L’accurata selezione dei 93 manoscritti e libri scientifici a stampa esposti, curata da un prestigioso comitato scientifico, è stata raccolta in nove sezioni:

Laudato sie: lo stupore riconoscente di fronte al Creato.  L’ispirazione delle origini: Bibbia, Teologia, Filosofia

I Francescani e il sapere enciclopedico.

 Sora luna e le stelle: astronomia e geografia.  

Del numero e della visione: matematica e ottica.

Nel mondo tutto è movimento: la fisica.

Gli elementi, i minerali, i metalli e la loro trasformazione: l’alchimia.

La Fabrica del corpo: medicina, anatomia e chirurgia.

Cum tucte le tue creature: piante, animali e uomini.

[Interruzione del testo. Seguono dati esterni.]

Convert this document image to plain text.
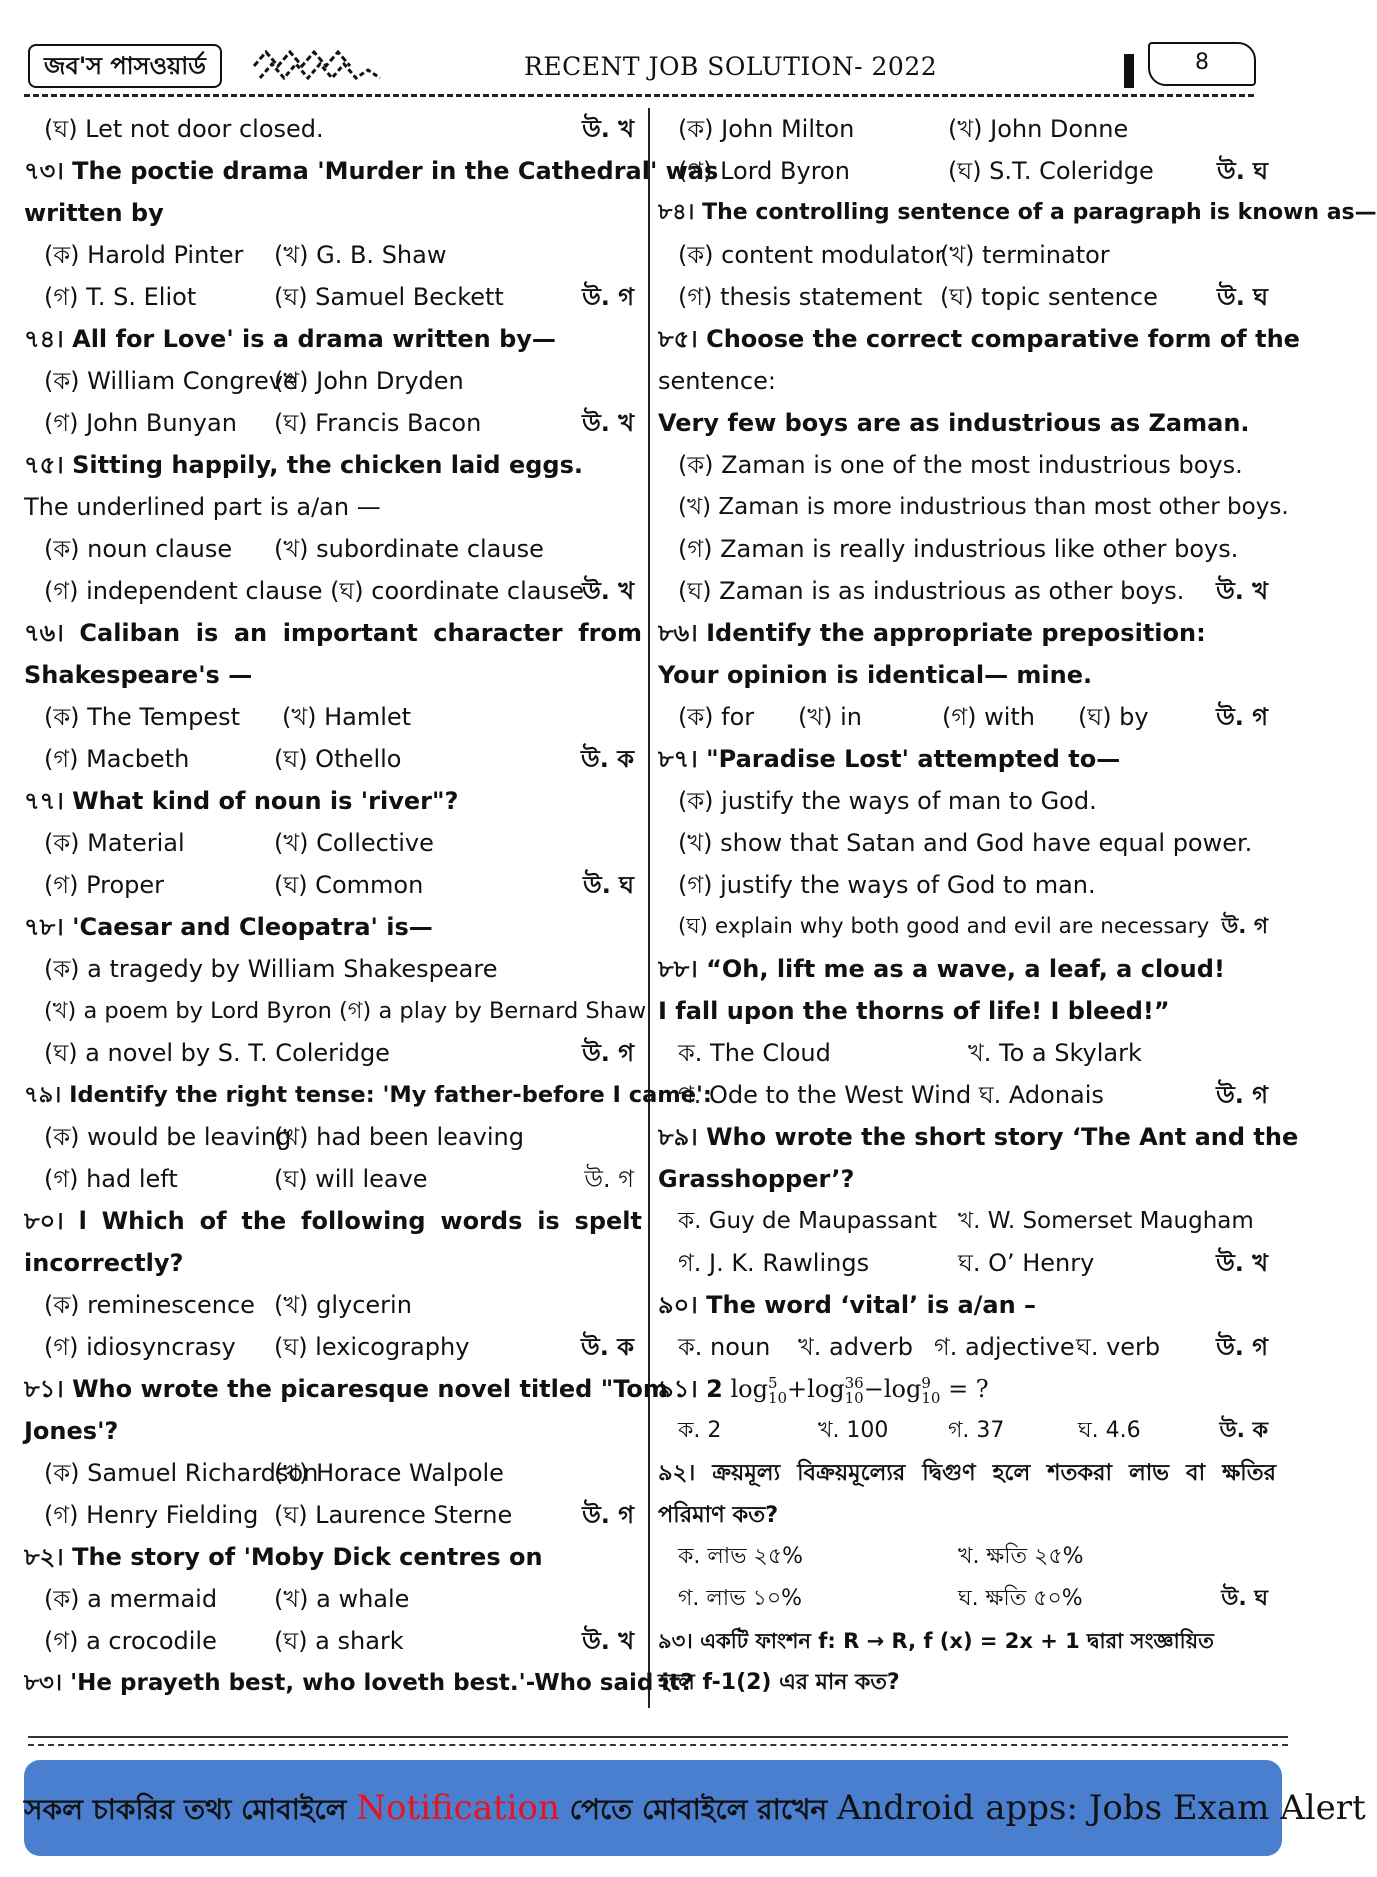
জব'স পাসওয়ার্ড	RECENT JOB SOLUTION- 2022	8
(ঘ) Let not door closed.	উ. খ
৭৩। The poctie drama 'Murder in the Cathedral' was
written by
(ক) Harold Pinter (খ) G. B. Shaw
(গ) T. S. Eliot	(ঘ) Samuel Beckett	উ. গ
৭৪। All for Love' is a drama written by—
(ক) William Congreve
(খ) John Dryden
(গ) John Bunyan (ঘ) Francis Bacon	উ. খ
৭৫। Sitting happily, the chicken laid eggs.
The underlined part is a/an —
(ক) noun clause (খ) subordinate clause
(গ) independent clause (ঘ) coordinate clause
উ. খ
৭৬। Caliban is an important character from
Shakespeare's —
(ক) The Tempest (খ) Hamlet
(গ) Macbeth	(ঘ) Othello	উ. ক
৭৭। What kind of noun is 'river"?
(ক) Material	(খ) Collective
(গ) Proper	(ঘ) Common	উ. ঘ
৭৮। 'Caesar and Cleopatra' is—
(ক) a tragedy by William Shakespeare
(খ) a poem by Lord Byron (গ) a play by Bernard Shaw
(ঘ) a novel by S. T. Coleridge	উ. গ
৭৯। Identify the right tense: 'My father-before I came':
(ক) would be leaving
(খ) had been leaving
(গ) had left	(ঘ) will leave	উ. গ
৮০। l Which of the following words is spelt
incorrectly?
(ক) reminescence (খ) glycerin
(গ) idiosyncrasy (ঘ) lexicography	উ. ক
৮১। Who wrote the picaresque novel titled "Tom
Jones'?
(ক) Samuel Richardson
(খ) Horace Walpole
(গ) Henry Fielding (ঘ) Laurence Sterne	উ. গ
৮২। The story of 'Moby Dick centres on
(ক) a mermaid (খ) a whale
(গ) a crocodile (ঘ) a shark	উ. খ
৮৩। 'He prayeth best, who loveth best.'-Who said it?
(ক) John Milton	(খ) John Donne
(গ) Lord Byron	(ঘ) S.T. Coleridge	উ. ঘ
৮৪। The controlling sentence of a paragraph is known as—
(ক) content modulator
(খ) terminator
(গ) thesis statement (ঘ) topic sentence উ. ঘ
৮৫। Choose the correct comparative form of the
sentence:
Very few boys are as industrious as Zaman.
(ক) Zaman is one of the most industrious boys.
(খ) Zaman is more industrious than most other boys.
(গ) Zaman is really industrious like other boys.
(ঘ) Zaman is as industrious as other boys. উ. খ
৮৬। Identify the appropriate preposition:
Your opinion is identical— mine.
(ক) for (খ) in	(গ) with (ঘ) by	উ. গ
৮৭। "Paradise Lost' attempted to—
(ক) justify the ways of man to God.
(খ) show that Satan and God have equal power.
(গ) justify the ways of God to man.
(ঘ) explain why both good and evil are necessary উ. গ
৮৮। “Oh, lift me as a wave, a leaf, a cloud!
I fall upon the thorns of life! I bleed!”
ক. The Cloud	খ. To a Skylark
গ. Ode to the West Wind ঘ. Adonais	উ. গ
৮৯। Who wrote the short story ‘The Ant and the
Grasshopper’?
ক. Guy de Maupassant খ. W. Somerset Maugham
গ. J. K. Rawlings	ঘ. O’ Henry	উ. খ
৯০। The word ‘vital’ is a/an –
ক. noun খ. adverb গ. adjective ঘ. verb উ. গ
৯১। 2 log 5
10 +log 36
10 −log 9
10 = ?
ক. 2	খ. 100	গ. 37	ঘ. 4.6	উ. ক
৯২। ক্রয়মূল্য বিক্রয়মূল্যের দ্বিগুণ হলে শতকরা লাভ বা ক্ষতির
পরিমাণ কত?
ক. লাভ ২৫%	খ. ক্ষতি ২৫%
গ. লাভ ১০%	ঘ. ক্ষতি ৫০%	উ. ঘ
৯৩। একটি ফাংশন f: R → R, f (x) = 2x + 1 দ্বারা সংজ্ঞায়িত
হলে f-1(2) এর মান কত?
সকল চাকরির তথ্য মোবাইলে Notification পেতে মোবাইলে রাখেন Android apps: Jobs Exam Alert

Di particolare interesse per la città di Roma la sezione La Fabrica del corpo: medicina, anatomia e chirurgia dove emerge l’interesse che i francescani ebbero anche per la medicina e per tutto ciò che vi era connesso, per la presenza, oltre quella del Policlinico fondato dal frate francescano Agostino Gemelli, ritenuta la migliore struttura ospedaliera presente in Italia, anche di prestigiose di facoltà, medicina e farmacia.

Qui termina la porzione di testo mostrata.